Appendix A — Patient information
Incidental findings and patient consent
When referring a patient for genetic screening there is always a risk of incidental findings. These could be any of:
A variant which is not involved in the direct cause of the phenotype under investigation (bleeding or thrombocytopenia), but might have other clinical consequences for that person or their relatives. Ex: Finding that a woman with increased bleeding is carrier of hemophilia A, but having normal FVIII levels.
A finding which contradicts stated biological relationships between family members. Ex: The finding of a trait that is inherited X-linked is present in the father, but not in his presumed daughter.
The HTS panel recommended by the ISTH-SCC includes 3 genes related to inherited thrombocytopenia (RUNX1, ANKRD26 and ETV6) where pathogenic variants have been shown to convey an increased risk of myelodysplastic syndrome and acute leukemia.
Recommendation
Patients should be asked before testing whether they want to receive information on incidental findings (IF) and should be able to opt-out. The informed consent process should explain the likelihood of IF and the reporting approach taken.

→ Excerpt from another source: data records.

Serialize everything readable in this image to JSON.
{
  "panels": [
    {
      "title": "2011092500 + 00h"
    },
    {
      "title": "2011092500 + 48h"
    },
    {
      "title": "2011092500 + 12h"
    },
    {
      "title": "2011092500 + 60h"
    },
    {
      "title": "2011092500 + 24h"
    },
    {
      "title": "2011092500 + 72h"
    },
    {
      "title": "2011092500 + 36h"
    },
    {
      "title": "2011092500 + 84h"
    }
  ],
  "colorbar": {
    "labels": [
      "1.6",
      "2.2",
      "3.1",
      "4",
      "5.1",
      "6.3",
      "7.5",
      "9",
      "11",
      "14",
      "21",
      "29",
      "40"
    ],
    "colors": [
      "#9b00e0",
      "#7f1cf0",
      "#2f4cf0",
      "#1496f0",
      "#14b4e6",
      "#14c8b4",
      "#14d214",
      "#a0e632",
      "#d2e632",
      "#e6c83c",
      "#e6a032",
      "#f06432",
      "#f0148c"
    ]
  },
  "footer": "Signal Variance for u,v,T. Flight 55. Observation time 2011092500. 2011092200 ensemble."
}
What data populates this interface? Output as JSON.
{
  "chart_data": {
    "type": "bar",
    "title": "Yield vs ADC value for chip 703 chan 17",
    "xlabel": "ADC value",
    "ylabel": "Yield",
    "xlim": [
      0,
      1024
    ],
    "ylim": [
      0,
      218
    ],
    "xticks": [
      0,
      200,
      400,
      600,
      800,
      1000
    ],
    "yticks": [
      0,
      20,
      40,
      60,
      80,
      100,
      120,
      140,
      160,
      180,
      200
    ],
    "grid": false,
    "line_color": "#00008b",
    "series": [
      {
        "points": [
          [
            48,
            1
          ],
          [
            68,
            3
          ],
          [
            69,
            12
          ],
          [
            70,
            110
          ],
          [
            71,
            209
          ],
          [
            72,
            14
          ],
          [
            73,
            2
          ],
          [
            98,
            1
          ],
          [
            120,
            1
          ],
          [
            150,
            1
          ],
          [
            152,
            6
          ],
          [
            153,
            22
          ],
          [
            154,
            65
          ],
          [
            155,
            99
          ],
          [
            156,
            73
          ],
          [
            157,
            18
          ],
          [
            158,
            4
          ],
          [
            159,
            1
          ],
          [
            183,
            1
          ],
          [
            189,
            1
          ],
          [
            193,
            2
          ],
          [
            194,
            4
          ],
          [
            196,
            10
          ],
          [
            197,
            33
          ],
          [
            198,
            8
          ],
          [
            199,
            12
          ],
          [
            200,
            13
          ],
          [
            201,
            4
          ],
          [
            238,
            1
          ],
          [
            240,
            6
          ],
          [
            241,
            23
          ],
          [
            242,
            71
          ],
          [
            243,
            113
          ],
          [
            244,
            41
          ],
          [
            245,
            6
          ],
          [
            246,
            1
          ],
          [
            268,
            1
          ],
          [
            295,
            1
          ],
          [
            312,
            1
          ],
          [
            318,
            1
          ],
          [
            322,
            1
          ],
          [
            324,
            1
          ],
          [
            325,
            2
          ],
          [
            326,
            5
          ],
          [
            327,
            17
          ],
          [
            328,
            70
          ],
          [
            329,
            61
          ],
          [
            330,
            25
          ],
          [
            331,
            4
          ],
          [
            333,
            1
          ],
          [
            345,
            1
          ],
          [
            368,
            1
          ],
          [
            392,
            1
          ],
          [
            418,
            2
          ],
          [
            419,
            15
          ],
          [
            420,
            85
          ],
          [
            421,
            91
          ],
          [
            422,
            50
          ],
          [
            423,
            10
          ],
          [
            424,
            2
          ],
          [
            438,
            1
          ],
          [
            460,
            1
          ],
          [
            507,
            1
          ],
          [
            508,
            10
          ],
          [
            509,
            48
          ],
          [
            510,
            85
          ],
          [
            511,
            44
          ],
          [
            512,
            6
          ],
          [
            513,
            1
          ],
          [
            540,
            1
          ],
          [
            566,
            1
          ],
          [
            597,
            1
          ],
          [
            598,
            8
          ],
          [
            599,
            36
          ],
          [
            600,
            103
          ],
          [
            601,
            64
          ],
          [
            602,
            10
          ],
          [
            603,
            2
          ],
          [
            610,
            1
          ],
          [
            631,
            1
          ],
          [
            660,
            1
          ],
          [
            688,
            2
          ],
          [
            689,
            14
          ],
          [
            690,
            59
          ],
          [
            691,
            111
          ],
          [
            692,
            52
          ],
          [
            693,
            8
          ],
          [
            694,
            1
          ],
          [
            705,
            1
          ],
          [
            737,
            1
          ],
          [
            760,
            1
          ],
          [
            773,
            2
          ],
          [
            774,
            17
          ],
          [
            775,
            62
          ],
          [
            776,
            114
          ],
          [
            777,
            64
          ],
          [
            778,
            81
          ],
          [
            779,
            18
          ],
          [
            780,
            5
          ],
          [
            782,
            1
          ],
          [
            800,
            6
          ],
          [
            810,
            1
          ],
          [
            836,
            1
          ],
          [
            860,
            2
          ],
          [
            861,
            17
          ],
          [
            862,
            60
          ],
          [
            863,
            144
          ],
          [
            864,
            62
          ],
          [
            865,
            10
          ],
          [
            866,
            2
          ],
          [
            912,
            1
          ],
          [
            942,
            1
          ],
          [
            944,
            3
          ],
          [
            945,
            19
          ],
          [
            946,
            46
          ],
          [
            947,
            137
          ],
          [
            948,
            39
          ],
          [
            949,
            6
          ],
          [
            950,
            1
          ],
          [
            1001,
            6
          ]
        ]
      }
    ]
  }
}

Consent should be taken prior to genetic testing for IPD and should cover: information on breadth of testing, implications of results for patient and extended family, variants of unknown significance and incidental findings, data sharing and non‐hemostatic effects of some variants.

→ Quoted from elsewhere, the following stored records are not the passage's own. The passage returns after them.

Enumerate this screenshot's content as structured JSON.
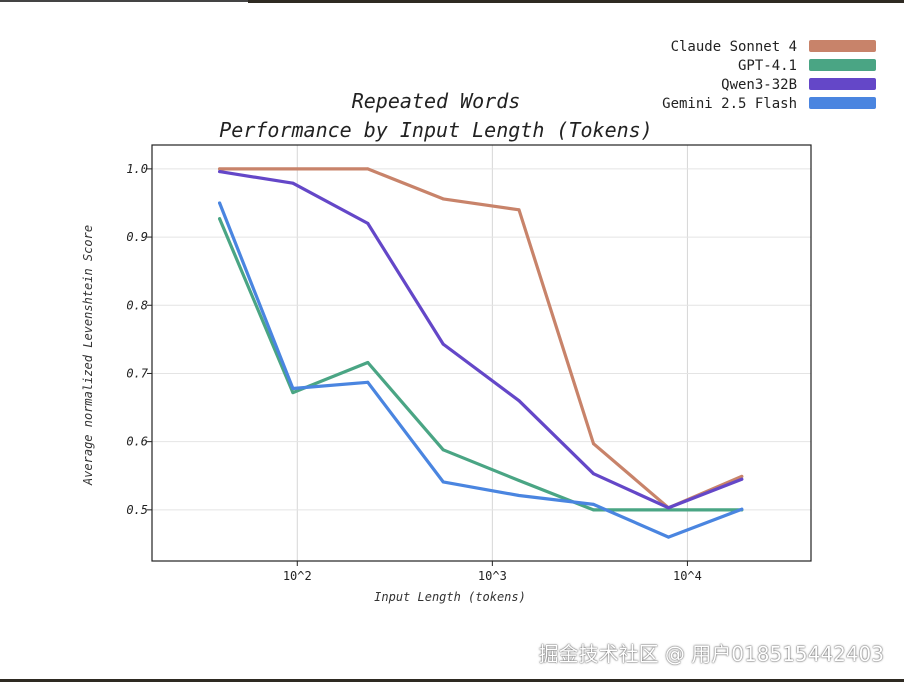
{
  "chart_data": {
    "type": "line",
    "title_lines": [
      "Repeated Words",
      "Performance by Input Length (Tokens)"
    ],
    "xlabel": "Input Length (tokens)",
    "ylabel": "Average normalized Levenshtein Score",
    "x_scale": "log",
    "x_ticks": [
      {
        "value": 100,
        "label": "10^2"
      },
      {
        "value": 1000,
        "label": "10^3"
      },
      {
        "value": 10000,
        "label": "10^4"
      }
    ],
    "y_ticks": [
      {
        "value": 0.5,
        "label": "0.5"
      },
      {
        "value": 0.6,
        "label": "0.6"
      },
      {
        "value": 0.7,
        "label": "0.7"
      },
      {
        "value": 0.8,
        "label": "0.8"
      },
      {
        "value": 0.9,
        "label": "0.9"
      },
      {
        "value": 1.0,
        "label": "1.0"
      }
    ],
    "xlim": [
      18,
      43000
    ],
    "ylim": [
      0.425,
      1.035
    ],
    "grid": true,
    "legend_position": "top-right",
    "series": [
      {
        "name": "Claude Sonnet 4",
        "color": "#c8836a",
        "points": [
          [
            40,
            1.0
          ],
          [
            230,
            1.0
          ],
          [
            560,
            0.956
          ],
          [
            1370,
            0.94
          ],
          [
            3300,
            0.597
          ],
          [
            8000,
            0.503
          ],
          [
            19000,
            0.549
          ]
        ]
      },
      {
        "name": "GPT-4.1",
        "color": "#4aa584",
        "points": [
          [
            40,
            0.927
          ],
          [
            95,
            0.672
          ],
          [
            230,
            0.716
          ],
          [
            560,
            0.588
          ],
          [
            1370,
            0.543
          ],
          [
            3300,
            0.5
          ],
          [
            8000,
            0.5
          ],
          [
            19000,
            0.5
          ]
        ]
      },
      {
        "name": "Qwen3-32B",
        "color": "#6447c8",
        "points": [
          [
            40,
            0.996
          ],
          [
            95,
            0.979
          ],
          [
            230,
            0.92
          ],
          [
            560,
            0.743
          ],
          [
            1370,
            0.66
          ],
          [
            3300,
            0.553
          ],
          [
            8000,
            0.503
          ],
          [
            19000,
            0.545
          ]
        ]
      },
      {
        "name": "Gemini 2.5 Flash",
        "color": "#4a85e0",
        "points": [
          [
            40,
            0.95
          ],
          [
            95,
            0.678
          ],
          [
            230,
            0.687
          ],
          [
            560,
            0.541
          ],
          [
            1370,
            0.521
          ],
          [
            3300,
            0.508
          ],
          [
            8000,
            0.46
          ],
          [
            19000,
            0.501
          ]
        ]
      }
    ]
  },
  "watermark": "掘金技术社区 @ 用户018515442403"
}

Genetic screening of IPD involves the potential detection of pathogenic variants in genes associated with leukemic risk (RUNX1, ETV6 and ANKRD26). Such variants typically present in families with autosomal dominant thrombocytopenia and a history of blood cancer but may also be an accidental finding in a healthy blood donor. We recommend that patients should be well informed about this possibility prior to performing the test.